Sun Directory Server Enterprise Edition 7.0 Upgrade and Migration Guide

Using dsmig to Migrate User Data

In Directory Server 5.2, data is stored in serverRoot/slapd-instance-name/db. Directory Server 7.0 stores user data in instance-path/db.

To migrate data automatically, run the following command:

$ dsmig migrate-data old-instance-path new-instance-path

All suffixes are migrated by default, except the o=netscapeRoot suffix. dsmig copies the data, the indexes, and the transaction logs. The database context, that is, the state of the database, is not migrated.

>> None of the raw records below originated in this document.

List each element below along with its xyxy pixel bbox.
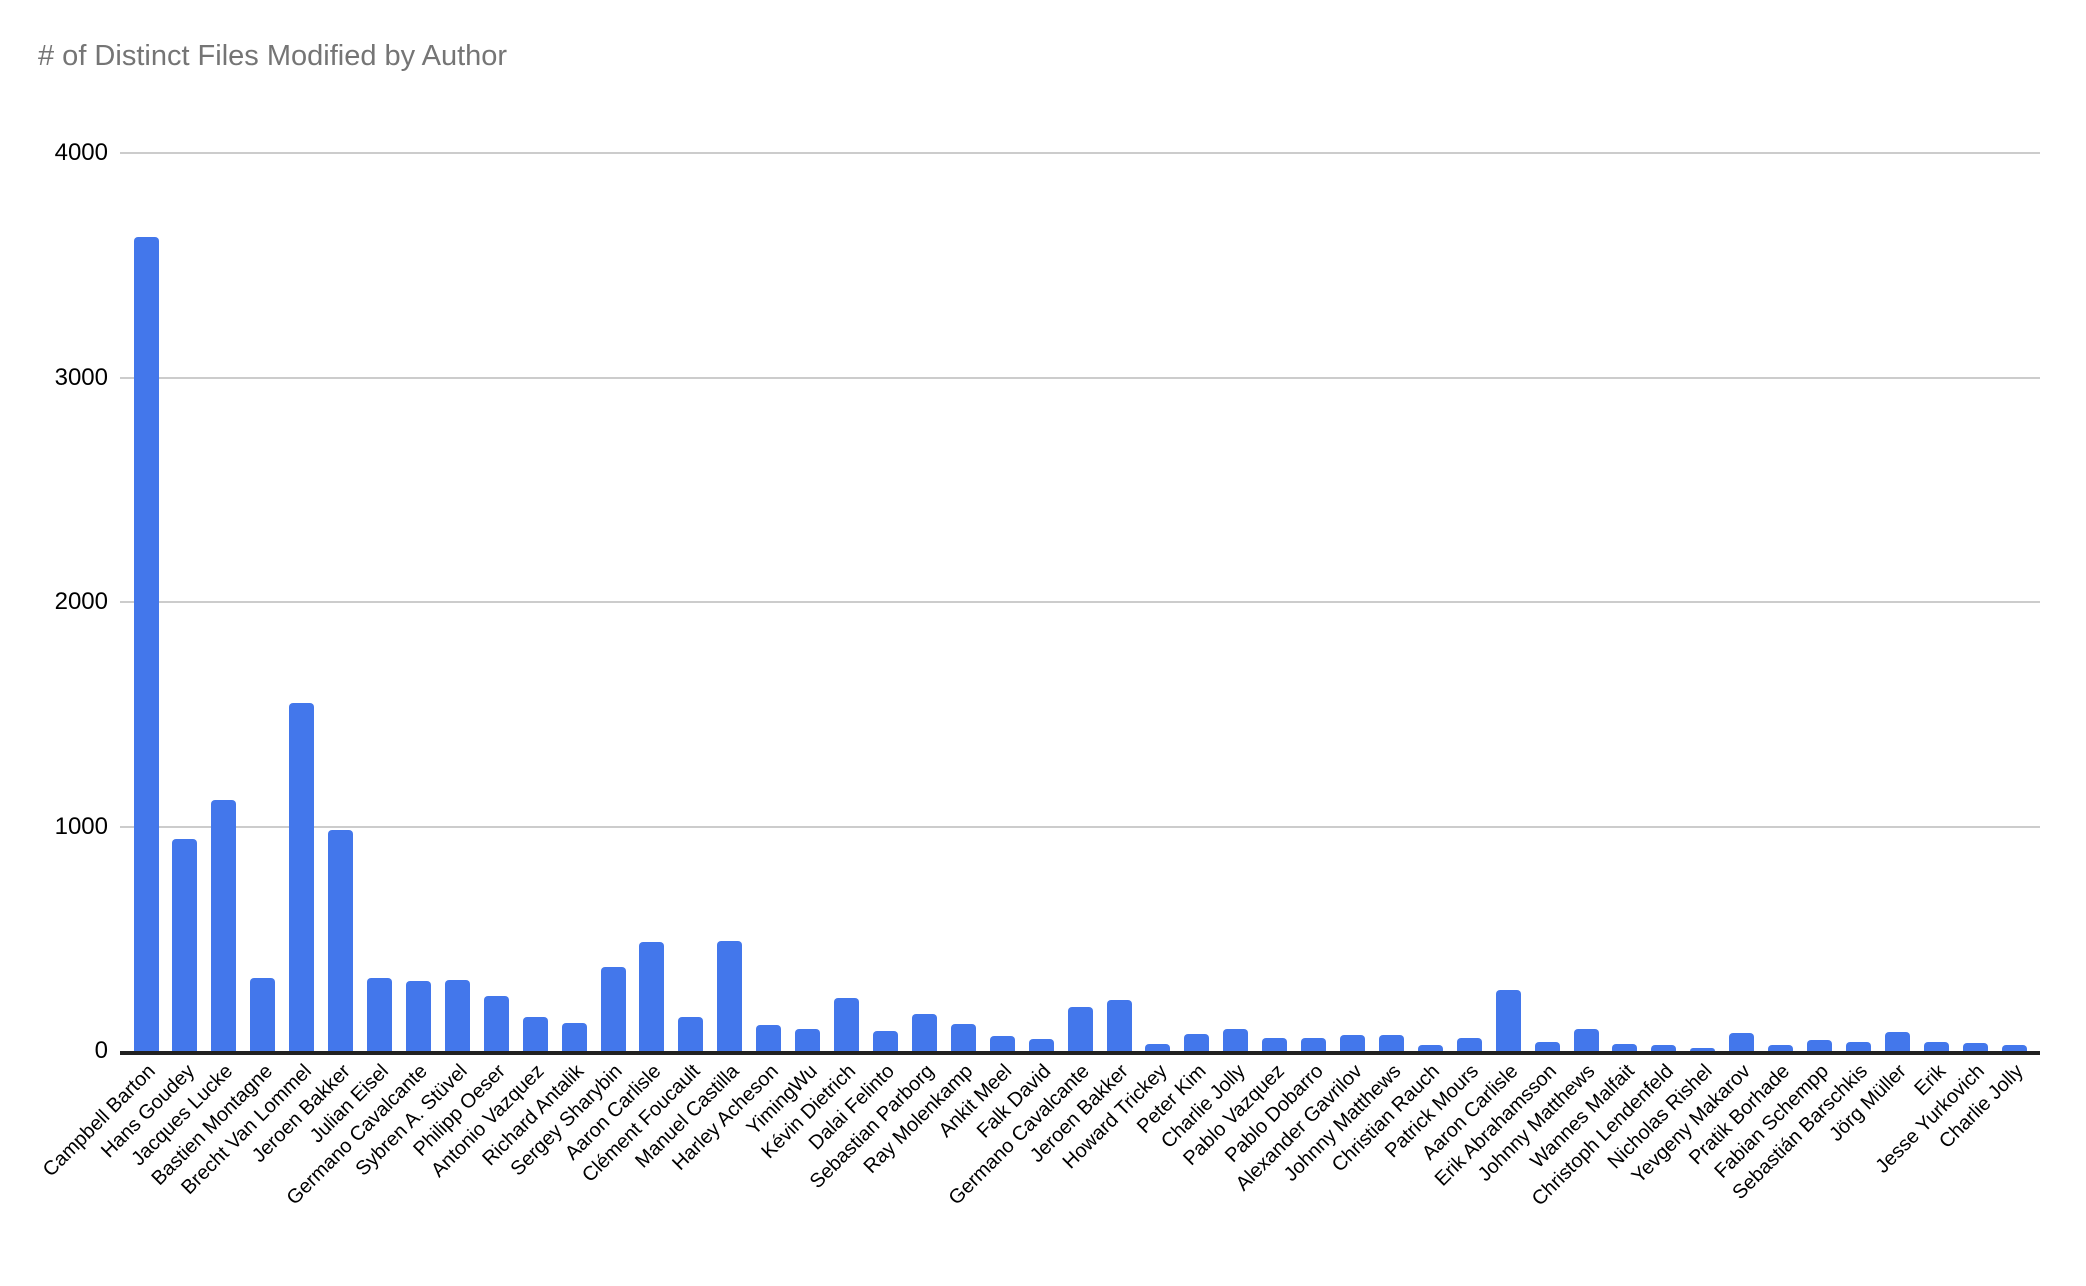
bar[interactable] (1807, 1040, 1833, 1051)
bar[interactable] (600, 967, 626, 1051)
bar[interactable] (1184, 1034, 1210, 1051)
bar[interactable] (1417, 1045, 1443, 1051)
y-tick-label: 4000 (54, 139, 108, 166)
bar[interactable] (911, 1014, 937, 1051)
gridline (120, 601, 2040, 603)
gridline (120, 825, 2040, 828)
bar[interactable] (289, 703, 315, 1051)
bar[interactable] (639, 942, 665, 1051)
bar[interactable] (1028, 1039, 1054, 1051)
gridline (120, 152, 2040, 154)
bar[interactable] (834, 998, 860, 1051)
bar[interactable] (950, 1024, 976, 1051)
bar[interactable] (250, 978, 276, 1051)
y-tick-label: 0 (94, 1037, 108, 1064)
bar[interactable] (444, 980, 470, 1051)
bar[interactable] (328, 830, 354, 1051)
chart-title: # of Distinct Files Modified by Author (38, 40, 508, 72)
bar[interactable] (1456, 1038, 1482, 1051)
bar[interactable] (1067, 1007, 1093, 1051)
bar[interactable] (483, 996, 509, 1051)
bar[interactable] (1573, 1029, 1599, 1051)
y-tick-label: 3000 (54, 363, 108, 391)
bar[interactable] (1690, 1048, 1716, 1051)
bar[interactable] (211, 800, 237, 1051)
bar[interactable] (872, 1031, 898, 1051)
bar[interactable] (989, 1036, 1015, 1051)
bar[interactable] (1768, 1045, 1794, 1051)
bar[interactable] (1612, 1044, 1638, 1051)
bar[interactable] (795, 1029, 821, 1051)
gridline (120, 376, 2040, 379)
bar[interactable] (367, 978, 393, 1051)
bar[interactable] (1884, 1032, 1910, 1051)
bar[interactable] (1495, 990, 1521, 1051)
bar[interactable] (717, 941, 743, 1051)
bar[interactable] (522, 1017, 548, 1051)
bar[interactable] (133, 237, 159, 1051)
bar[interactable] (405, 981, 431, 1051)
bar[interactable] (678, 1017, 704, 1051)
bar[interactable] (1301, 1038, 1327, 1051)
bar[interactable] (1534, 1042, 1560, 1051)
bar[interactable] (561, 1023, 587, 1051)
x-axis-line (120, 1051, 2040, 1055)
bar[interactable] (172, 839, 198, 1051)
bar[interactable] (1106, 1000, 1132, 1051)
bar[interactable] (1845, 1042, 1871, 1051)
y-tick-label: 2000 (54, 588, 108, 615)
bar[interactable] (756, 1025, 782, 1051)
bar[interactable] (1923, 1042, 1949, 1051)
bar[interactable] (1378, 1035, 1404, 1051)
bar[interactable] (2001, 1045, 2027, 1051)
bar[interactable] (1962, 1043, 1988, 1051)
bar[interactable] (1145, 1044, 1171, 1051)
bar[interactable] (1651, 1045, 1677, 1051)
bar[interactable] (1340, 1035, 1366, 1051)
y-tick-label: 1000 (54, 812, 108, 840)
bar[interactable] (1262, 1038, 1288, 1051)
bar[interactable] (1729, 1033, 1755, 1051)
bar[interactable] (1223, 1029, 1249, 1051)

In the Directory Server administration model, there is no Configuration Directory Server. This means that the o=netscapeRoot suffix is no longer relevant, unless your deployment includes Identity Synchronization for Windows. By default, dsmig does not migrate the o=netscapeRoot database, unless specifically requested. To migrate the o=netscapeRoot database, use the -N option with the migrate-data subcommand.

For more information, see dsmig(1M).

Note –

During data migration, Directory Server checks whether nested group definitions exceed 30 levels. Deep nesting can signify a circular group definition, where a nested group contains a group that is also its parent. When a group with more than 30 nesting levels is encountered, Directory Server stops calculating the isMemberOf attributes for additional levels.

Each time this happens, Directory Server logs an error. You safely ignore these errors, although you should examine the definition of the group mentioned in the error message for potential circular definitions.

Troubleshooting New Instances After Migration

After running dsmig migrate-data, if the error log of new instance contains lots of error messages, refer to the following steps:

  1. Stop all the Directory Server running instances.

  2. Remove nsslapd-infolog-area and nsslapd-infolog-level completely from the dse .ldif file.

  3. Start the Directory Server instances.

After the migration process, if you get an error while changing your password using the ldapmodify command, refer to the following steps:

  1. Check pwd-compat-mode using the following command:

    dsconf get-server-prop pwd-compat-mode
  2. If pwd-compat-mode is set to DS-6 mode, you must use the pwdPolicy objectclass while changing the password using the ldapmodify command.